After reading this piece,I also was confused as to what was meant that black people people’s goals were achieved but the rewards did not measure up to white people's rewards.This is a little vague.vague. Aren't one's goals and rewards a personal thing? Thus,how can you compare black people goals and rewards to white people’s?There is an adage that say you are comparing apple to oranges and I think that fits this post.
I enjoyed this post in the fact that it stresses the undertone of racism that black people have to face Racism is an obstacle. I agree.Obstacle are meant to be overcome.I find it admirable that racism obstacle have been overcome.JackIe Robinson is an American hero who deserves all the accolades he receives.There are countless others who have faced the gauntlet of racism and have prevailed.We still have a long way to go though.Take heed progress is being made!

This title was extremely interesting and drew me in because I think the concept of the inequality and discrimination in schools is not talked about enough. We are born and bred in a country that strides itself on equal opportunity for people of disadvantage or poverty to rise out of the ashes and overcome the impossible. We are taught to understand that everyone, no matter ethnicity or socioeconomic status, will be given access to the same education. However, as many of us college students have come to realize, this is not always the case. I completely agree with your points about the ability to get a job being impacted by race. Senior year of high school I went through an extremely uncomfortable and memorable experience.
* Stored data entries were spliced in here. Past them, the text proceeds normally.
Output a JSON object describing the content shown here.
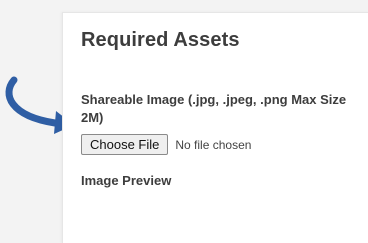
{
  "section": {
    "title": "Required Assets"
  },
  "upload": {
    "label": "Shareable Image (.jpg, .jpeg, .png Max Size 2M)",
    "button_label": "Choose File",
    "status_text": "No file chosen"
  },
  "preview": {
    "label": "Image Preview"
  },
  "annotation": {
    "icon": "curved-arrow-icon",
    "color": "#2f5ea4"
  }
}
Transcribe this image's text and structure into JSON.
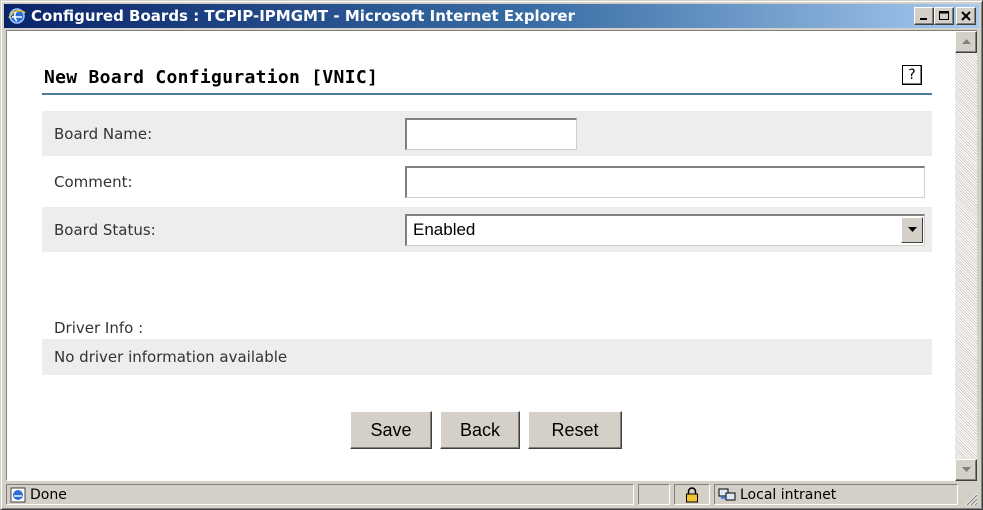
{
  "window": {
    "title": "Configured Boards : TCPIP-IPMGMT - Microsoft Internet Explorer",
    "minimize_label": "_",
    "maximize_label": "□",
    "close_label": "✕"
  },
  "page": {
    "title": "New Board Configuration [VNIC]",
    "help_label": "?"
  },
  "form": {
    "board_name": {
      "label": "Board Name:",
      "value": ""
    },
    "comment": {
      "label": "Comment:",
      "value": ""
    },
    "board_status": {
      "label": "Board Status:",
      "value": "Enabled"
    }
  },
  "driver": {
    "label": "Driver Info :",
    "text": "No driver information available"
  },
  "buttons": {
    "save": "Save",
    "back": "Back",
    "reset": "Reset"
  },
  "statusbar": {
    "status_text": "Done",
    "zone_text": "Local intranet"
  },
  "colors": {
    "titlebar_start": "#0a246a",
    "titlebar_end": "#a6caf0",
    "header_underline": "#4e7b9c",
    "row_shade": "#ededed",
    "chrome": "#d4d0c8"
  }
}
Ever since I was younger, I have had two best friends, one of whom was white and the other black. We all became aware of an extremely coveted internship that one lucky student would get after graduation, and the two of them decided to apply for it. This by itself made me nervous, but I just stood aside and was ready to deal with the repercussions when we found out who got it. Celina, white, and Abigail, African American, pushed each other away before they even found out who got it. Then the day came when Celina got the acceptance letter. Abigail cried in my arms. They both had the same GPA, both played a varsity sport, and Abigail even did better on her SAT. It made no sense, but then again it almost made too much sense. Deep down we all knew that the color of her skin was the determining factor, but none of had the courage to say it. I think that is why your piece of writing is so important. This issue is prevalent everywhere, but people are too afraid to acknowledge the obvious. I think what could make your point even stronger is if you delved deeper into why these social structures that limit job distribution are the way that they are. It could add compelling evidence to an already great piece!
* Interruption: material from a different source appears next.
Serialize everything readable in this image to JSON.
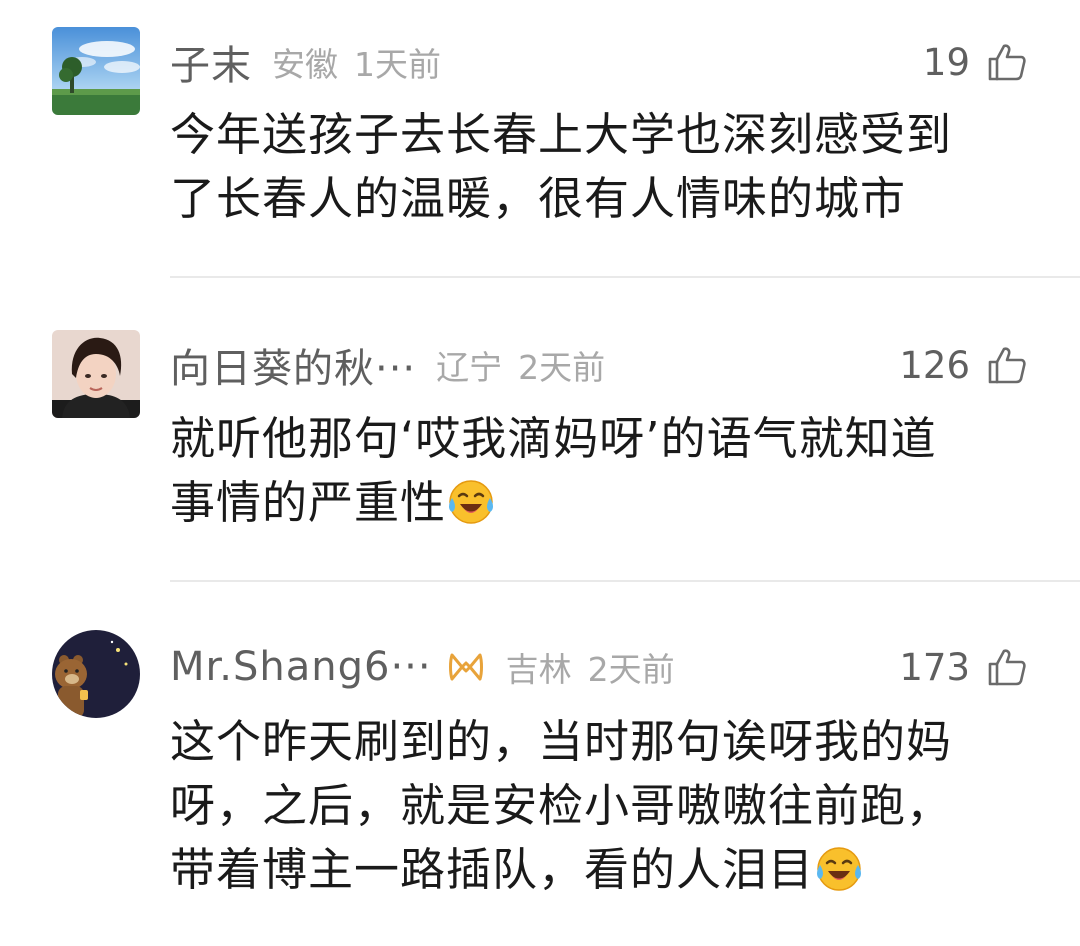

What drew me to this post was the title because it is defiantly something that is on ongoing struggle in america. Also because as a college student who will soon be looking to enter into the working world I believe it is something that is important to be aware of. I like the fact that the researcher compared data from two different time periods in the same decade which was interesting. I was also surprised that the effect of white privilege seem to be much more of a factor after people left school but that gives me hope that as we progress that might change because our generation seems much more social aware and hopefully this kind of privilege can become less of a factor.